情報セキュリティ

基本情報技術者試験ファイアウォール」の問題

情報セキュリティ情報セキュリティ難易度:normal
A社が新設するファイアウォールのルールを設計している。社内方針では『業務に必要な通信だけを許可し、それ以外は通さない』ことを徹底したい。ルール設計の基本方針として、最も適切なものはどれか。
末尾の既定ルールを拒否に固定し、それより上位の許可ルールに載った通信だけが通る構成にする。
末尾の既定ルールを許可に固定し、判明している悪性の通信を上位の拒否ルールへ随時追加していく。
頻度の高い通信ほど上位に置く並べ替えを基本とし、照合回数を減らす設計を主軸に据える。
代表的なサービスの標準ポートは送信元を限定せず開けておき、申請があったものだけ後から絞る。
正解
末尾の既定ルールを拒否に固定し、それより上位の許可ルールに載った通信だけが通る構成にする。

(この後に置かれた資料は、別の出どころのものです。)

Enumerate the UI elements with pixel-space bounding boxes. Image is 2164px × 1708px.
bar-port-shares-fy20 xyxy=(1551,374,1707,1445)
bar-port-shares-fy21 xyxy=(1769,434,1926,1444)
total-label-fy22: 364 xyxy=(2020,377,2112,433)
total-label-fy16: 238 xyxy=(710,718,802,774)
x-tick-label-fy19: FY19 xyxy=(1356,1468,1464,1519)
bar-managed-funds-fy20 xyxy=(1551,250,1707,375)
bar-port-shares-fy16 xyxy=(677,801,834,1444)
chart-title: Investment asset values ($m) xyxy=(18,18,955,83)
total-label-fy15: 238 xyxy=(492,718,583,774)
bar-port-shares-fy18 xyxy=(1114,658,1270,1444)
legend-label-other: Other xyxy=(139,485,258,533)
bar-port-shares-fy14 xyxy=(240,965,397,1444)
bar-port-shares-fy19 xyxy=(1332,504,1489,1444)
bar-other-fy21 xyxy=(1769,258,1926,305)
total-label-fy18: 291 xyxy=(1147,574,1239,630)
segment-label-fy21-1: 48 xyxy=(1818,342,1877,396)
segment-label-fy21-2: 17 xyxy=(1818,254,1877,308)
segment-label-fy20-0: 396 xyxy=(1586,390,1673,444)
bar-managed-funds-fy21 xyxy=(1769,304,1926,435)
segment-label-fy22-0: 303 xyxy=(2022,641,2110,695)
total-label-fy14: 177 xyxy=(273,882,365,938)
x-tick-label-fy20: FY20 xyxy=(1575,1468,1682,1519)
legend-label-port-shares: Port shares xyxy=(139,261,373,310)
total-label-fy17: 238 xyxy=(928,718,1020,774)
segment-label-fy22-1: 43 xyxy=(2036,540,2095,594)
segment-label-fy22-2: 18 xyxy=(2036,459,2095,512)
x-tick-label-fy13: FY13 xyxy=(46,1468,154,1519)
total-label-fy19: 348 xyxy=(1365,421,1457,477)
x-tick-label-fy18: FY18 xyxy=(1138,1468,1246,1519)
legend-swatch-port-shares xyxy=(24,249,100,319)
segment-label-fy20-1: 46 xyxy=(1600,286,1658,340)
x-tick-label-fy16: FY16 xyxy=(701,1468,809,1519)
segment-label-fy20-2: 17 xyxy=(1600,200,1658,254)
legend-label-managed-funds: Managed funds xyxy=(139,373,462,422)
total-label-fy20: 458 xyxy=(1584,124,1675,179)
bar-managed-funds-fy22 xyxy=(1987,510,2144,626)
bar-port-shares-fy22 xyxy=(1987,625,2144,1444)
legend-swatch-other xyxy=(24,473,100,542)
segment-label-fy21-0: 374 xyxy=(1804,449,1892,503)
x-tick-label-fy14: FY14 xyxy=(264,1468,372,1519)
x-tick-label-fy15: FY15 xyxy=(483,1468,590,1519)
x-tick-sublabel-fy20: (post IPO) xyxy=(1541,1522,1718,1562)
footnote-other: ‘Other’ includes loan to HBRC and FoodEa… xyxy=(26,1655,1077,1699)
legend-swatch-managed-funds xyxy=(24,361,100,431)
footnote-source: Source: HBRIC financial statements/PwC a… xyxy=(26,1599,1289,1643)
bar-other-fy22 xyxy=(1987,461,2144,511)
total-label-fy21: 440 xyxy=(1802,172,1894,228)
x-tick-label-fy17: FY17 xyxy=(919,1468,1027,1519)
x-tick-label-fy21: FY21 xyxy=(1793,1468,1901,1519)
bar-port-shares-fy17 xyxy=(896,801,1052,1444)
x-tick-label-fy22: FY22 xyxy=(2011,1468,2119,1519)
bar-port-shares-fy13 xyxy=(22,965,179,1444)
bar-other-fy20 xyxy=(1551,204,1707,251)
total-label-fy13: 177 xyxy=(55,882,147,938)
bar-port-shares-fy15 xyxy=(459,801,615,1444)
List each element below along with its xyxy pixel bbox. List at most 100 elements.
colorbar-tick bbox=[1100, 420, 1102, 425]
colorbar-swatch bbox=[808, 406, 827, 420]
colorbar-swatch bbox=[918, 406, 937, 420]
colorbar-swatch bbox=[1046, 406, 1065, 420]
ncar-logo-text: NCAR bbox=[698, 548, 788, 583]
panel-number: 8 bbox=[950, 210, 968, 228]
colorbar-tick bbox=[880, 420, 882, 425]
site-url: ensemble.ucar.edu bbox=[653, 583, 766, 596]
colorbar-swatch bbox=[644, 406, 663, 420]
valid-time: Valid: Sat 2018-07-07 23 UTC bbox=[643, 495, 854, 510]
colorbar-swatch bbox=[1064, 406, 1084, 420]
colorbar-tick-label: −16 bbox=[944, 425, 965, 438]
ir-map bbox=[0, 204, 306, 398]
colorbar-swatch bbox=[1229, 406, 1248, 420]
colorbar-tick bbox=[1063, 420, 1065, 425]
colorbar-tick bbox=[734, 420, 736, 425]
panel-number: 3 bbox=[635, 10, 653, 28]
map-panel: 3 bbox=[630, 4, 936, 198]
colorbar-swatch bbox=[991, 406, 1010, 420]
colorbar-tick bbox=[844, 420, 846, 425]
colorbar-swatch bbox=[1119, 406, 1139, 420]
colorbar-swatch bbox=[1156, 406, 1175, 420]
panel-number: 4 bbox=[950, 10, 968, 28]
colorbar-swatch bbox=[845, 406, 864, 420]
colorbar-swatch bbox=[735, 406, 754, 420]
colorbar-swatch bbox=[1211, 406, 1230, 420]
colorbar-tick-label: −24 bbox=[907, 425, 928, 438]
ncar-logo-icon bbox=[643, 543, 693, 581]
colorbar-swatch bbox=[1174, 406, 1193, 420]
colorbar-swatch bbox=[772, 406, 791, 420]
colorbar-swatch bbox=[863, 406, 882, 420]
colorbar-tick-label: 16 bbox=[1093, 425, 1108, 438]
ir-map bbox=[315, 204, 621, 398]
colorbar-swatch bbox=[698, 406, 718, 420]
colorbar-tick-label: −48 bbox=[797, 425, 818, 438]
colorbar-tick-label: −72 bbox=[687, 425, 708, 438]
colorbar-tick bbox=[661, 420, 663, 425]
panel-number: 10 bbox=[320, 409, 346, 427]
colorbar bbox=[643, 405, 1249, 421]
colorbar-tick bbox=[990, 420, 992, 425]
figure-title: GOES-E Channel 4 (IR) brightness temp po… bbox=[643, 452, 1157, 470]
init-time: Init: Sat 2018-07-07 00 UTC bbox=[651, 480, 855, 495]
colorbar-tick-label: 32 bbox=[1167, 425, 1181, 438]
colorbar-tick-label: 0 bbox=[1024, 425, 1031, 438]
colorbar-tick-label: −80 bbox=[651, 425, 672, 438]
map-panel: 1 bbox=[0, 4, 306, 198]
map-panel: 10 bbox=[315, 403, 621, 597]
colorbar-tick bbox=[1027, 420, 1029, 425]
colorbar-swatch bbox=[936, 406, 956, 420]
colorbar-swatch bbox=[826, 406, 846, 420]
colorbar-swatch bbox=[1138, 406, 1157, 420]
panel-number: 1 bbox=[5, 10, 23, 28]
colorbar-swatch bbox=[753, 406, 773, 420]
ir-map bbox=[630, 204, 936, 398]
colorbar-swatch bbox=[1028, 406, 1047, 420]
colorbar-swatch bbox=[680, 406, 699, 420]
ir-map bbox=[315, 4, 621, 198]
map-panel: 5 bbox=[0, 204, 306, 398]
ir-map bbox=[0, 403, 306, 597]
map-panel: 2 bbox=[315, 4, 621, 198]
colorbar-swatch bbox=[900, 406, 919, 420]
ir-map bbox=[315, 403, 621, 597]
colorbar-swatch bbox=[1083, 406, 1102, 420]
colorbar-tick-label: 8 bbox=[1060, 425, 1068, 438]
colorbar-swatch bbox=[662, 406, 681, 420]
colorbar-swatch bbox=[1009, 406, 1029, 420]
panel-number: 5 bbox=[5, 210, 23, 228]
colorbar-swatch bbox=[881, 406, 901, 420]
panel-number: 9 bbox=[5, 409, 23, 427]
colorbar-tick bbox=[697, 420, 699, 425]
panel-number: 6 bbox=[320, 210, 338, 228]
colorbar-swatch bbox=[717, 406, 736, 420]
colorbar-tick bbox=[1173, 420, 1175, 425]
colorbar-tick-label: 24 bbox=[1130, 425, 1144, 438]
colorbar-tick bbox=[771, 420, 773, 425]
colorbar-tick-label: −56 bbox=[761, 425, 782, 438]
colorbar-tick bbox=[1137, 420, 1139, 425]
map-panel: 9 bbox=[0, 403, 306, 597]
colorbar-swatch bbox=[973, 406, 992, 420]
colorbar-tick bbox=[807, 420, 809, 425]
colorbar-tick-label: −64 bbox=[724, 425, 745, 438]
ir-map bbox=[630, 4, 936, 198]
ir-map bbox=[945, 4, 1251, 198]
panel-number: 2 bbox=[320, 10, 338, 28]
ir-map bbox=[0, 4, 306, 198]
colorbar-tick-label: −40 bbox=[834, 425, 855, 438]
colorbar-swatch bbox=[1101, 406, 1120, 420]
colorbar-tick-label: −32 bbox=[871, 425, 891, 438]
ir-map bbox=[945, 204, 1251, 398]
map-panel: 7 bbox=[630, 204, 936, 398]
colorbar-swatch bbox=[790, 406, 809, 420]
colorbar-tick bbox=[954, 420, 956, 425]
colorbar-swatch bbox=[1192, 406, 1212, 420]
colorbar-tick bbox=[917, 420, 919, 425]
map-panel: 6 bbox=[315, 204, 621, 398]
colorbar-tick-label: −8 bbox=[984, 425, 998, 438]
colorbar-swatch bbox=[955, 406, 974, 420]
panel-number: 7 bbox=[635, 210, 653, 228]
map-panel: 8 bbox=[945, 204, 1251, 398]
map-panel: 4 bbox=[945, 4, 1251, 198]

末尾の既定ルールを拒否に固定し、上位の許可ルールに明示された通信だけを通す構成は、設計時に列挙し漏らした通信が自動的に既定の拒否へ落ちる。結果として抜けが『通信不可(安全側)』に倒れるホワイトリスト型となり、必要分だけを通す方針を構造的に満たす。

?選択肢ごとの解説

ア ○末尾の既定ルールを拒否に固定し、上位の許可ルールに明示された通信だけを通す構成は、設計時に列挙し漏らした通信が自動的に既定の拒否へ落ちる。結果として抜けが『通信不可(安全側)』に倒れるホワイトリスト型となり、必要分だけを通す方針を構造的に満たす。
イ ×末尾を許可にして悪性通信を上位拒否で潰すブラックリスト型は、列挙し損ねた未知の不要通信が既定の許可へ落ちて素通りし、抜けが危険側に倒れる。
ウ ×頻度順の並べ替えは照合効率を上げる処理性能の話であり、何を許可・拒否するかという安全方針を定める論点ではない。
エ ×標準ポートを送信元無限定で先に開けてから後で絞る発想は、初期状態で過剰な到達性を与え、必要最小限とは逆向きに攻撃面を広げる。

くわしく

ファイアウォール設計の原則は『デフォルトディニー+ホワイトリスト』である。許可を明示する方式は、ルールの抜けが『通信不可(安全側)』に現れるため、ブラックリスト型の『抜け=素通り(危険側)』より堅牢である。最小権限の通信版と捉えるとよい。

本番での押さえどころ

試験のコツ

ファイアウォールの基本は『拒否を既定にし、必要分だけ許可』。デフォルトディニー=ホワイトリストが正解の定番。

覚え方

『閉めてから必要な扉だけ開ける』。最初に全部閉じる(既定拒否)のが安全側。

よくある誤り

運用の手間からブラックリスト型(既定許可)を選びがちだが、未知の通信を素通りさせる危険側設計である点を見落とす。